Experimentally determined incipient physiological tolerance limits under laboratory conditions for adult and juvenile Pomacea maculata collected in Texas are:

- salinity: from 0.0 ‰ to 6.8-10.2 ‰
- pH: from 3.5-4.0 to 10.0-10.5
- temperature: 15.23 °C - 36.6 °C. It is also possible that the snails have behavioral mechanisms to tolerate low temperatures, such as burrowing, which could not be exhibited in laboratory experiments.
- emersion: from 70 days at 30 °C (<5% relative humidity) to >308 days at 20-25 °C (>75% relative humidity)

== Life cycle ==

=== Reproduction ===
Pomacea maculata displays sexual dimorphism, females tend to be larger than males. The females are capable of producing a full clutch of eggs within their first year of life. Pomacea maculata reproduces sexually and eggs are internally fertilized. Females can store sperm meaning that multiple clutches can result from one mating event.

This snail lays pink eggs in clutches above the water level. Pomacea maculata egg clutches contain anywhere between 1500-2100 eggs. One individual can lay up to 56,000 eggs over its lifespan. The eggs are a very saturated bight pink when first laid. Over time, while they dry out they become ashy which makes them a less saturated color. As the eggs hatch they turn white. These eggs are laid just above the waterline on vegetation or rocky surfaces. Prolonged submergence in water can damage the eggs and cause them to die. Once the eggs are laid, it typically takes 10-14 days for the entire clutch to hatch.

=== Feeding habits ===
Pomacea maculata voraciously consumes aquatic vegetation. The snail's extensive consumption of aquatic vegetation and ability to accumulate and transmit algal toxins through the food web heighten concerns about its spread.
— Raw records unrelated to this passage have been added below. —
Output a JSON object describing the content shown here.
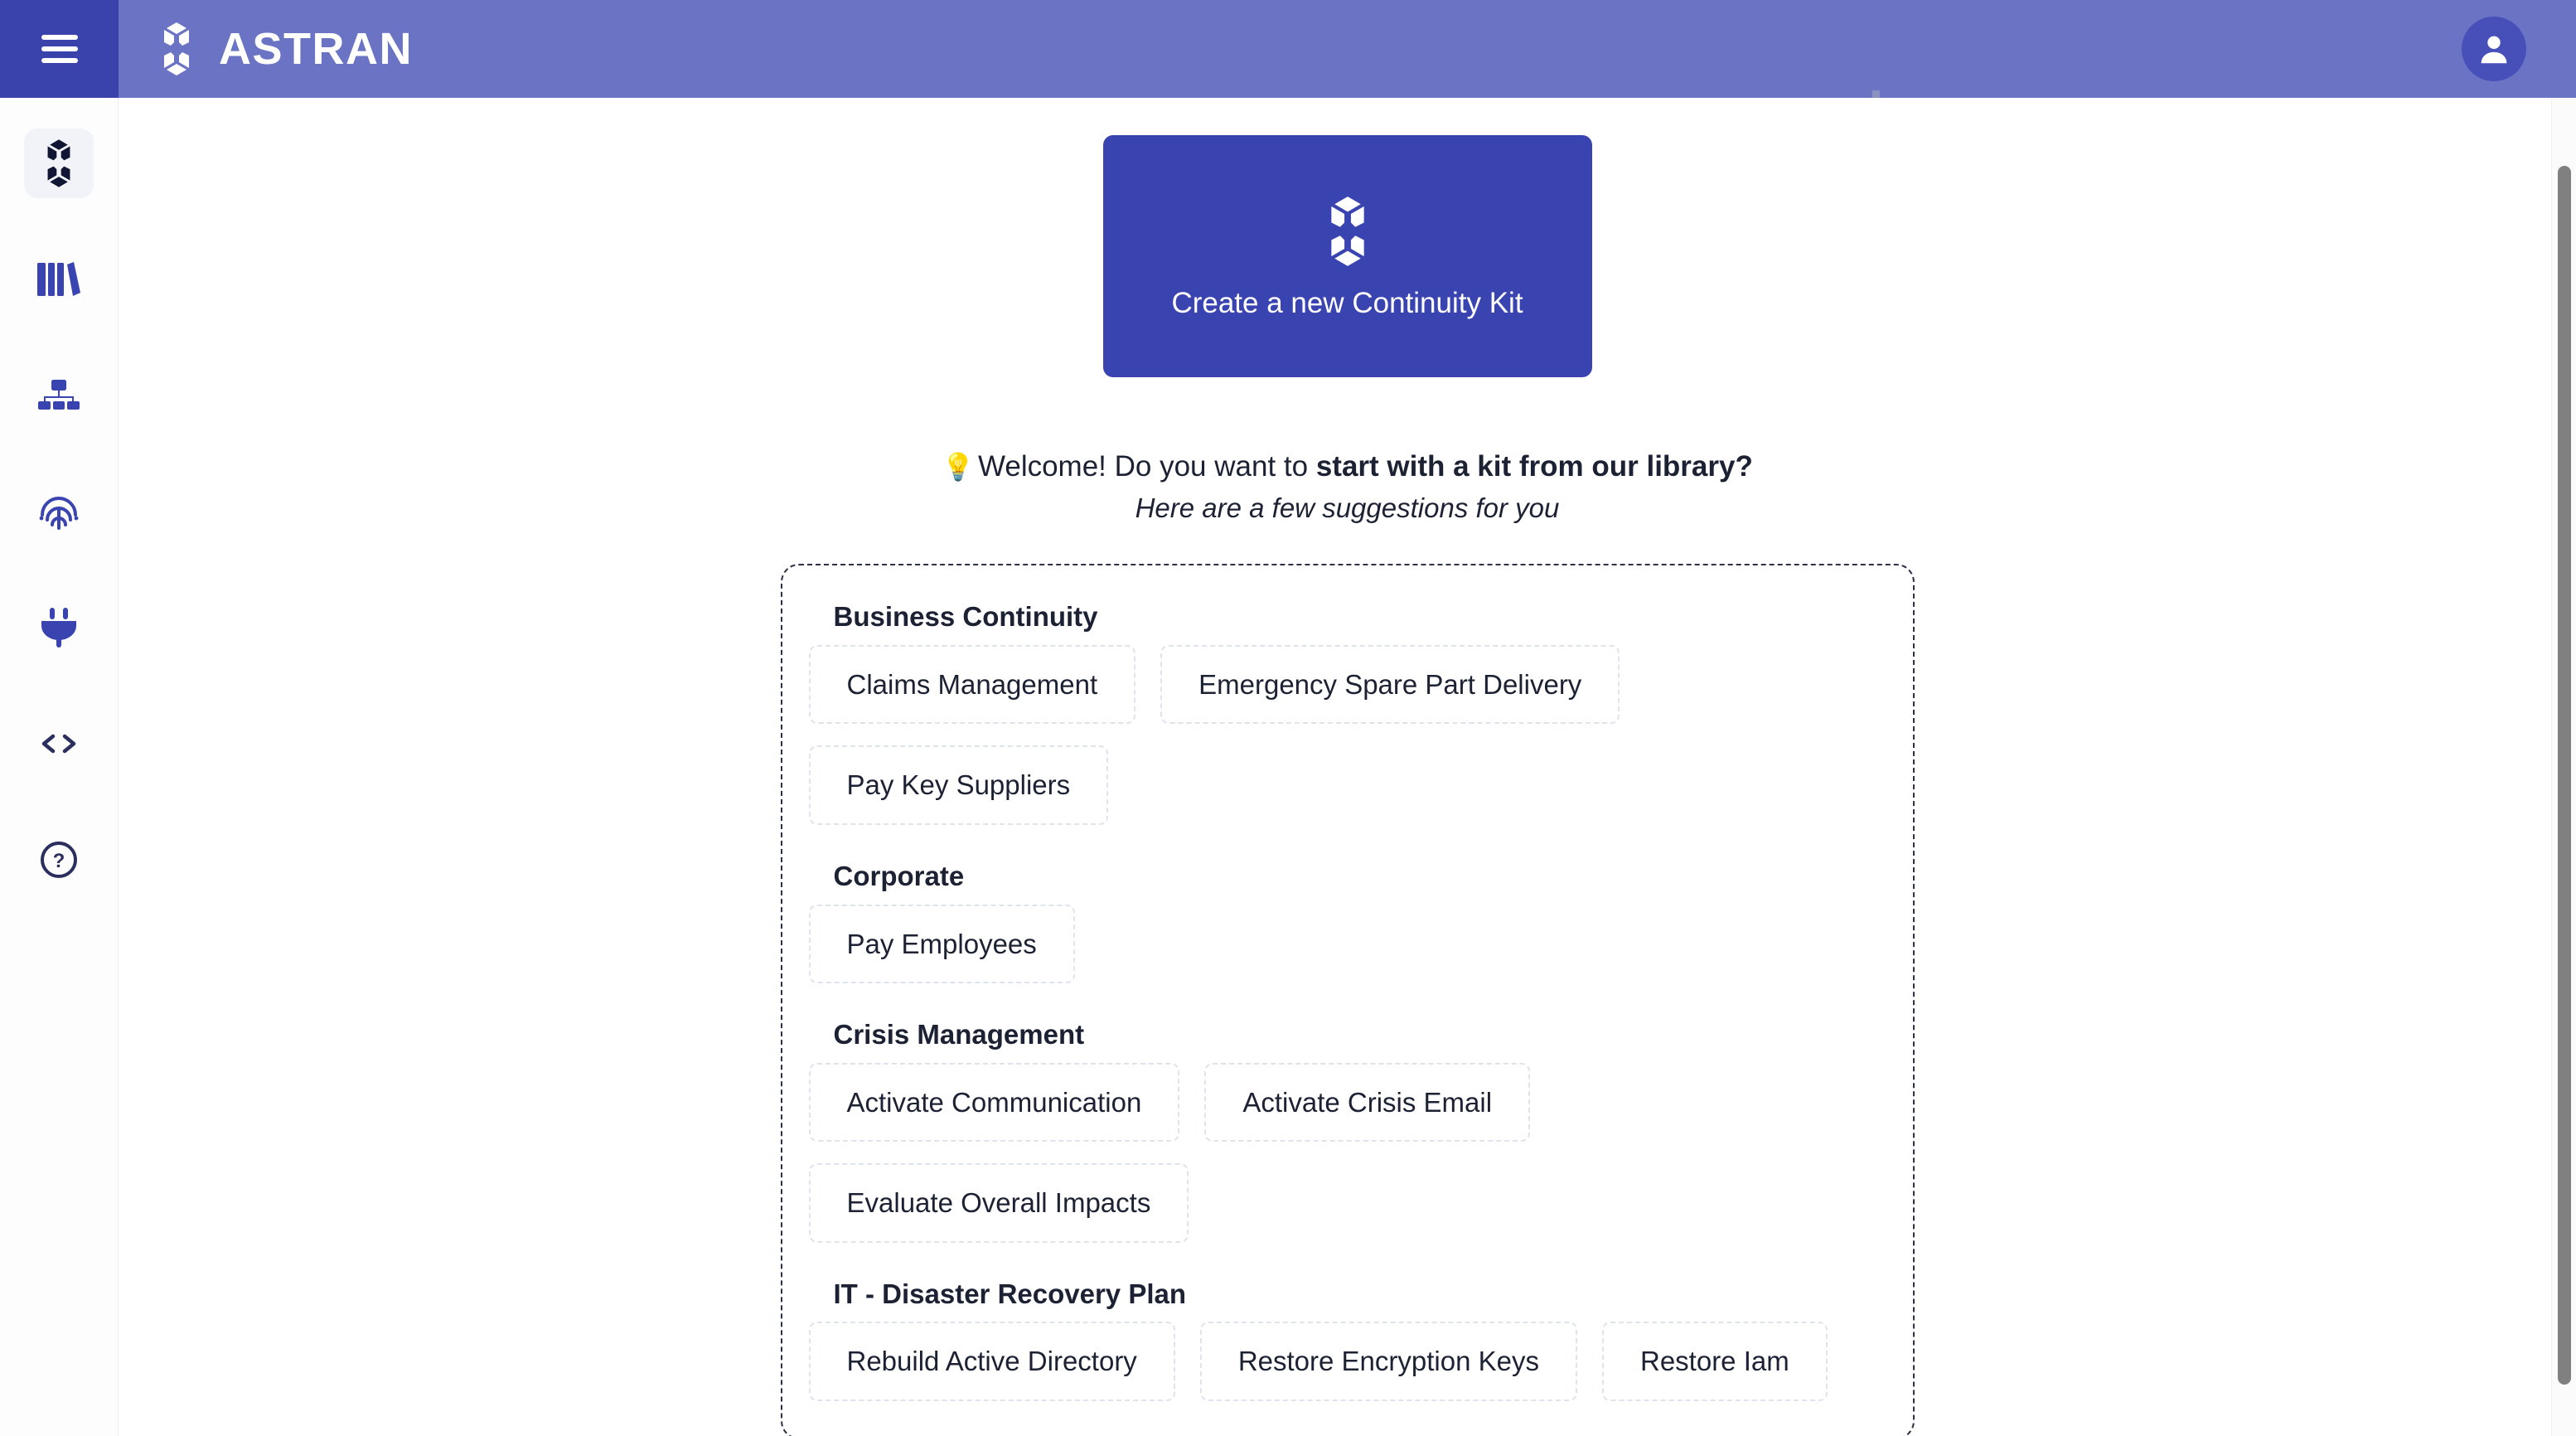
{
  "header": {
    "brand_name": "ASTRAN",
    "menu_icon": "hamburger-icon",
    "logo_icon": "astran-hexagon-logo",
    "avatar_icon": "user-avatar-icon"
  },
  "sidebar": {
    "items": [
      {
        "icon": "astran-hexagon-icon",
        "name": "continuity-kits",
        "active": true
      },
      {
        "icon": "library-books-icon",
        "name": "library",
        "active": false
      },
      {
        "icon": "sitemap-icon",
        "name": "organization",
        "active": false
      },
      {
        "icon": "fingerprint-icon",
        "name": "identity",
        "active": false
      },
      {
        "icon": "plug-icon",
        "name": "connectors",
        "active": false
      },
      {
        "icon": "code-brackets-icon",
        "name": "developers",
        "active": false
      },
      {
        "icon": "help-circle-icon",
        "name": "help",
        "active": false
      }
    ]
  },
  "main": {
    "create_card": {
      "label": "Create a new Continuity Kit",
      "icon": "astran-hexagon-icon",
      "background": "#3a44b0"
    },
    "welcome": {
      "bulb": "💡",
      "text_normal": "Welcome! Do you want to ",
      "text_strong": "start with a kit from our library?",
      "subtitle": "Here are a few suggestions for you"
    },
    "suggestions": [
      {
        "title": "Business Continuity",
        "chips": [
          "Claims Management",
          "Emergency Spare Part Delivery",
          "Pay Key Suppliers"
        ]
      },
      {
        "title": "Corporate",
        "chips": [
          "Pay Employees"
        ]
      },
      {
        "title": "Crisis Management",
        "chips": [
          "Activate Communication",
          "Activate Crisis Email",
          "Evaluate Overall Impacts"
        ]
      },
      {
        "title": "IT - Disaster Recovery Plan",
        "chips": [
          "Rebuild Active Directory",
          "Restore Encryption Keys",
          "Restore Iam"
        ]
      }
    ]
  },
  "colors": {
    "header_bg": "#6b74c4",
    "rail_accent": "#3a43ab",
    "card_blue": "#3a44b0",
    "text_dark": "#1c2233",
    "chip_border": "#dfe3ec"
  }
}
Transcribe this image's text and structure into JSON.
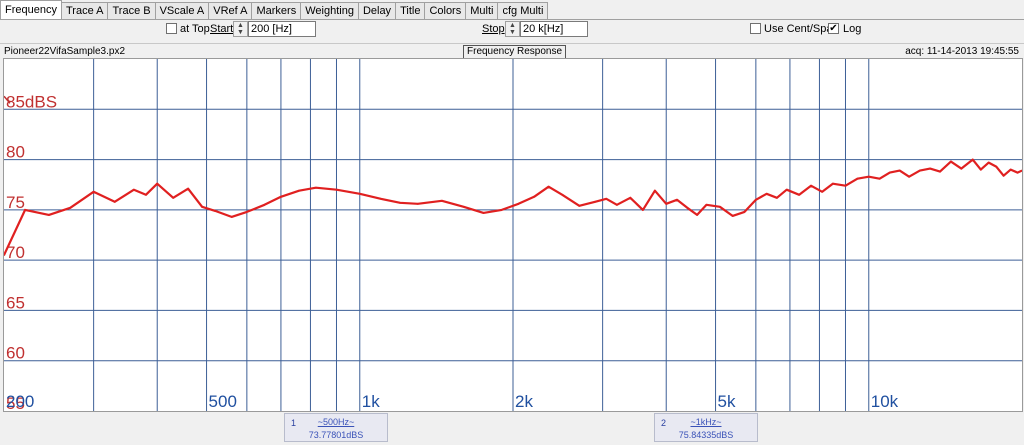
{
  "tabs": [
    "Frequency",
    "Trace A",
    "Trace B",
    "VScale A",
    "VRef A",
    "Markers",
    "Weighting",
    "Delay",
    "Title",
    "Colors",
    "Multi",
    "cfg Multi"
  ],
  "controls": {
    "at_top_label": "at Top",
    "at_top_checked": false,
    "start_label": "Start",
    "start_value": "200 [Hz]",
    "stop_label": "Stop",
    "stop_value": "20 k[Hz]",
    "cent_span_label": "Use Cent/Span",
    "cent_span_checked": false,
    "log_label": "Log",
    "log_checked": true
  },
  "info": {
    "filename": "Pioneer22VifaSample3.px2",
    "graph_title": "Frequency Response",
    "acq": "acq: 11-14-2013 19:45:55"
  },
  "colors": {
    "trace": "#e02020",
    "grid": "#3d5f96",
    "ytick": "#c03030",
    "xtick": "#2050a0"
  },
  "markers": [
    {
      "num": "1",
      "freq": "~500Hz~",
      "value": "73.77801dBS"
    },
    {
      "num": "2",
      "freq": "~1kHz~",
      "value": "75.84335dBS"
    }
  ],
  "chart_data": {
    "type": "line",
    "x_scale": "log",
    "xlim": [
      200,
      20000
    ],
    "ylim": [
      55,
      90
    ],
    "y_ticks": [
      "85dBS",
      "80",
      "75",
      "70",
      "65",
      "60",
      "55"
    ],
    "x_ticks": [
      "200",
      "500",
      "1k",
      "2k",
      "5k",
      "10k"
    ],
    "grid": true,
    "series": [
      {
        "x": [
          200,
          220,
          245,
          270,
          300,
          330,
          360,
          380,
          400,
          430,
          460,
          490,
          520,
          560,
          600,
          650,
          700,
          760,
          820,
          900,
          1000,
          1100,
          1200,
          1300,
          1450,
          1600,
          1750,
          1900,
          2050,
          2200,
          2350,
          2500,
          2700,
          2900,
          3050,
          3200,
          3400,
          3600,
          3800,
          4000,
          4200,
          4400,
          4600,
          4800,
          5100,
          5400,
          5700,
          6000,
          6300,
          6600,
          6900,
          7300,
          7700,
          8100,
          8500,
          9000,
          9500,
          10000,
          10500,
          11000,
          11500,
          12000,
          12600,
          13200,
          13800,
          14500,
          15200,
          16000,
          16600,
          17200,
          17800,
          18400,
          19000,
          19600,
          20000
        ],
        "y": [
          70.5,
          75.0,
          74.5,
          75.2,
          76.8,
          75.8,
          77.0,
          76.5,
          77.6,
          76.2,
          77.1,
          75.3,
          74.9,
          74.3,
          74.8,
          75.5,
          76.3,
          76.9,
          77.2,
          77.0,
          76.6,
          76.1,
          75.7,
          75.6,
          75.9,
          75.3,
          74.7,
          75.0,
          75.6,
          76.3,
          77.3,
          76.5,
          75.4,
          75.8,
          76.1,
          75.5,
          76.2,
          75.0,
          76.9,
          75.6,
          76.0,
          75.2,
          74.5,
          75.5,
          75.3,
          74.4,
          74.8,
          76.0,
          76.6,
          76.2,
          77.0,
          76.5,
          77.4,
          76.8,
          77.6,
          77.4,
          78.1,
          78.3,
          78.1,
          78.7,
          78.9,
          78.3,
          78.9,
          79.1,
          78.8,
          79.8,
          79.1,
          80.0,
          79.0,
          79.7,
          79.3,
          78.4,
          79.0,
          78.7,
          78.9
        ]
      }
    ]
  }
}
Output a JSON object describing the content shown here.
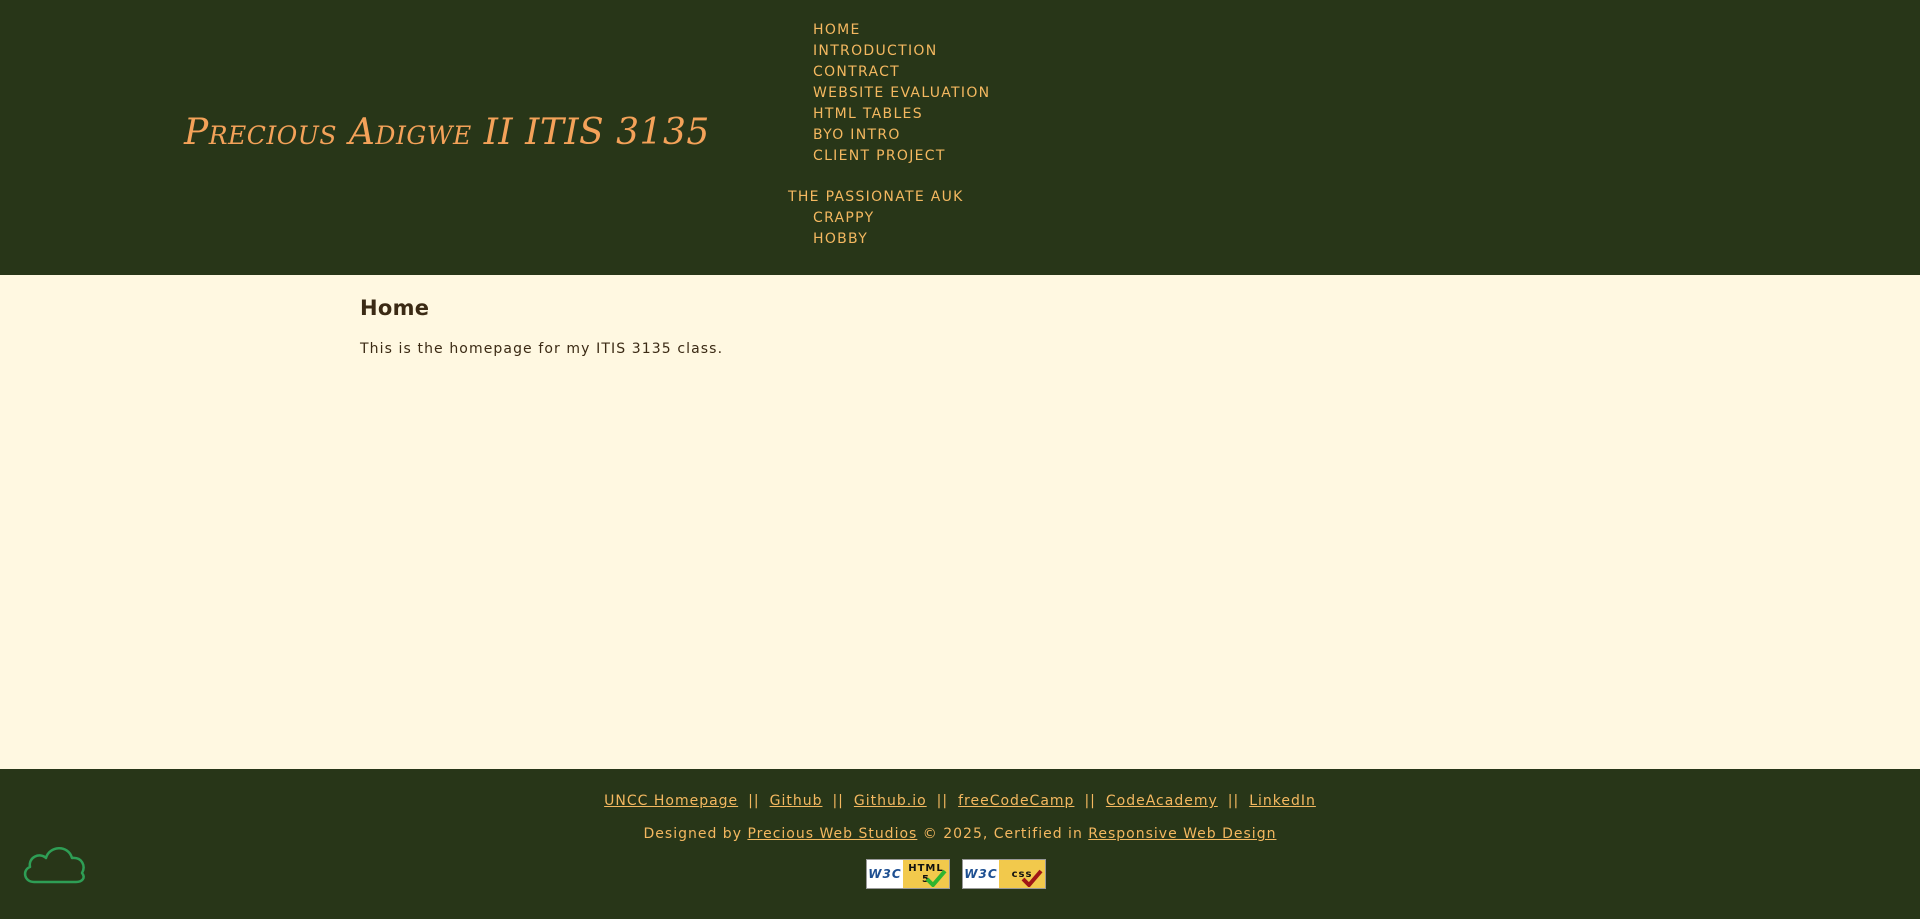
{
  "header": {
    "site_title": "Precious Adigwe II ITIS 3135"
  },
  "nav": {
    "group1": [
      "Home",
      "Introduction",
      "Contract",
      "Website Evaluation",
      "HTML Tables",
      "BYO Intro",
      "Client Project"
    ],
    "group2_title": "The Passionate Auk",
    "group2": [
      "Crappy",
      "Hobby"
    ]
  },
  "main": {
    "title": "Home",
    "intro": "This is the homepage for my ITIS 3135 class."
  },
  "footer": {
    "links": [
      "UNCC Homepage",
      "Github",
      "Github.io",
      "freeCodeCamp",
      "CodeAcademy",
      "LinkedIn"
    ],
    "separator": "||",
    "credit_prefix": "Designed by",
    "credit_link": "Precious Web Studios",
    "credit_middle": "© 2025, Certified in",
    "credit_cert": "Responsive Web Design",
    "badge_html_w3c": "W3C",
    "badge_html_label": "HTML 5",
    "badge_css_w3c": "W3C",
    "badge_css_label": "css"
  },
  "colors": {
    "header_bg": "#283618",
    "accent": "#f4a259",
    "page_bg": "#fff8e1"
  },
  "icons": {
    "cloud": "cloud-icon",
    "check": "check-icon"
  }
}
It has been observed in laboratory settings that Pomacea maculata will consume frog eggs.

The snail eats dead and decaying plant matter and algae.

=== Impact ===
The limited ecological data on Pomacea maculata in the USA show that the species has considerable impacts, especially on native aquatic vegetation and snail species.

Pomacea maculata has strongly established itself within Florida and is out competing Florida's native snail Pomacea paludosa. This is due to Pomacea maculata's notably larger size, longer lifespan, and ability to reproduce more quickly with much larger clutch sizes. Pomacea maculata also impacts species that feed primarily on Florida's native apple snail, Pomacea paludosa, such as the endangered snail kite. These predatory birds are less equipped to capture and consume the much larger non-native snails.

Pomacea maculata have been described as voracious generalized consumers and are a concern for native plant species and environments in places where the concentrations of Pomacea maculata are high. This environmental impact has been observed in lakes where apple snail predation was occurring, these lakes have shifted to have a higher turbidity.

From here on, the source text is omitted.